A luz da palavra

Com a profundidade que lhe é própria, principia o livro sagrado dos cristãos: “Faça-se a luz!” e as trevas se dissiparam. Com o início da raça humana e antes da descoberta da palavra os homens viviam em uma espécie de escuridão, e a luz começaria a se fazer aos poucos, na exata medida em que se comunicassem.
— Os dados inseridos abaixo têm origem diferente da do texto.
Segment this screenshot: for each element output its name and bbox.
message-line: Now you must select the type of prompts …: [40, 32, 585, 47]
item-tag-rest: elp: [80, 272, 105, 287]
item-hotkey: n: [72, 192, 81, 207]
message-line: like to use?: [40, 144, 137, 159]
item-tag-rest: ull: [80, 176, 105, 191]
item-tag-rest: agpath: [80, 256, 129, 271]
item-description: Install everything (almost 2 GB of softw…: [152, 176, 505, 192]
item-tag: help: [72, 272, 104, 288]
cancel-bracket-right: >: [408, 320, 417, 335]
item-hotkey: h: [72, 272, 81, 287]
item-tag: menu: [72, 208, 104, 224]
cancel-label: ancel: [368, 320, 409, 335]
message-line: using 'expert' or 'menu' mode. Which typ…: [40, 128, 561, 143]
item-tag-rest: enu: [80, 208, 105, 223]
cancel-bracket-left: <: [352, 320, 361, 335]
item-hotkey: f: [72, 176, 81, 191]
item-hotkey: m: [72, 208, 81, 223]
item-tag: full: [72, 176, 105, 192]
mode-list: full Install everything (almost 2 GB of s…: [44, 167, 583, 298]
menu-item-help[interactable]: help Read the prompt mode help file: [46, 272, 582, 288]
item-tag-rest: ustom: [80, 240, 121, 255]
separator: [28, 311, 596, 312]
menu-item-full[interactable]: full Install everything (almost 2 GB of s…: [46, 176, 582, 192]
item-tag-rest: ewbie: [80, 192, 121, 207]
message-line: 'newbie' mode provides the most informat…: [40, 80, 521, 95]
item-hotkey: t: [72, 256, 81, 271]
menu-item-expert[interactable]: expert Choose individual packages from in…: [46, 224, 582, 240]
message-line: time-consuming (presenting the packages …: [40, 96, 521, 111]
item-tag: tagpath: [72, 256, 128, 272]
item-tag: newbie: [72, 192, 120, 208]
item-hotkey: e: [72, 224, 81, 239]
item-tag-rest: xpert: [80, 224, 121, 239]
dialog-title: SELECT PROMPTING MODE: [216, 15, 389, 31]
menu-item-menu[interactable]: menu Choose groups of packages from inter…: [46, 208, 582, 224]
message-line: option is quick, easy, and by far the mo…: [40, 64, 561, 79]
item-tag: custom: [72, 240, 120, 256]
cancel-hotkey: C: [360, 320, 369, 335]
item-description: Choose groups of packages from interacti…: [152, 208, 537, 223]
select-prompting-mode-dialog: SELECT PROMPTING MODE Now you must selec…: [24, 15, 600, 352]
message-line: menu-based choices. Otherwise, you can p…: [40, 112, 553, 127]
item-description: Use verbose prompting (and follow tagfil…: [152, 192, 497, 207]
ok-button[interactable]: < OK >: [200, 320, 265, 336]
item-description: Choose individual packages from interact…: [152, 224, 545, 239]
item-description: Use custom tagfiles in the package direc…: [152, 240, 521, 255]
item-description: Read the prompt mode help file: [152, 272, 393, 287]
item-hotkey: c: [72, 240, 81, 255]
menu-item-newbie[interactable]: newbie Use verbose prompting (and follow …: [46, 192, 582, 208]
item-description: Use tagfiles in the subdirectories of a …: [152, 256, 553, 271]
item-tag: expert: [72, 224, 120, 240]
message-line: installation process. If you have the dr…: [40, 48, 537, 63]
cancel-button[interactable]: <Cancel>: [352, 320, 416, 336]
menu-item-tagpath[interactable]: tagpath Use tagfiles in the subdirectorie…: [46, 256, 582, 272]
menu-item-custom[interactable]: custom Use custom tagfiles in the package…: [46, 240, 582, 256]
Hoje, a “luz da palavra” não atingiu seu requinte máximo de perfeição, ou teve seu apogeu e está declinando com paulatina volta às trevas.

Em recentes solenidades de formaturas, da platéia, observei a facilidade com que nos discursos se usam termos como “constituição”, “legalidade”, “democracia”, “estado de direito”, “justiça”, “justiça social”. E assim, arrancam acalorados manifestos da platéia. Creio que os aplausos são, em verdade, pela vitória pessoal do formando, e não pela comparação do que se fala com a realidade. Se conseguíssemos colocar em um grande livro todos os discursos de formaturas dos últimos vinte anos, de quaisquer áreas, poderíamos fundar uma sociedade “lítero-musical” e, nos objetivos sociais, todas as utopias inatingíveis que pinçaríamos dessas belas peças.

Certa feita, quando falávamos de liberdade de expressão, um senhor chinês nos narrou que em determinada época e ponto da China, a repressão atingira um grau tão elevado que muitas pessoas estavam trocando a palavra por gestos. Assim, imaginavam elas, não correriam riscos de incompreensões ou erradas interpretações, com conseqüências letais.

Quando nascemos nos comunicamos com a linguagem do sono, da calma, do choro e todos nos compreendem. Como admitir que pessoas adultas e preparadas não entendam o que está escrito nas leis pátrias ou nas solicitações dos cidadãos quando as invocam em seu socorro? Acredito mais que pessoas detentoras de poder entendem perfeitamente e se beneficiam desse “faz-de-conta da incompreensão” e, enquanto não contidas, vão exercendo seu despotismo, impondo suas vontades pessoais acima das leis, reinando em geral sobre os socialmente mais frágeis e desprotegidos.

Admitir que se instale em cada sala de repartição pública dos poderes um “pequeno reinado” com cultura e sistemas próprios, quando o princípio da legalidade buscou exatamente abolir essas práticas, é, sem dúvida alguma, um recuo. Fôssemos uma orquestra e nossas leis as partituras, estaríamos desempregados com nossos instrumentos, pois, no conjunto, produziríamos ensurdecedores ruídos jamais comparáveis com música.

Lamento o atual quadro de trevas. Palavras: “lei”, “amor”, “justiça”, “direito”, “cidadania”, “respeito”, “prudência”, “fraternidade”, entre tantas preciosidades, não podem ser reduzidas a meros sons sem sentido. São termos tão significativos que levam a uma pronta compreensão, em qualquer idioma. De que valem as liberdades públicas, mesmo de expressão ou legalidade na ausência da seriedade? Lembremo-nos que um tiro de canhão ou um “considere-se preso!” têm compreensão e aplicações imediatas.

Não estou aqui exumando o bíblico “surdo que não quer ouvir”, e sim um “falso surdo contemporâneo”, perigoso déspota que funda aí seu reinado. Talvez o meramente dizer e compreender seja fácil. Difícil será debelar esses “reinados do faz-de-conta da incompreensão”. Pior que a Torre de Babel, nossas atuais trevas. Não estamos nos entendendo, embora com um mesmo idioma…

Elias Mattar Assad (eliasmattarassad.com.br) é presidente da Associação Paranaense dos Advogados Criminalistas.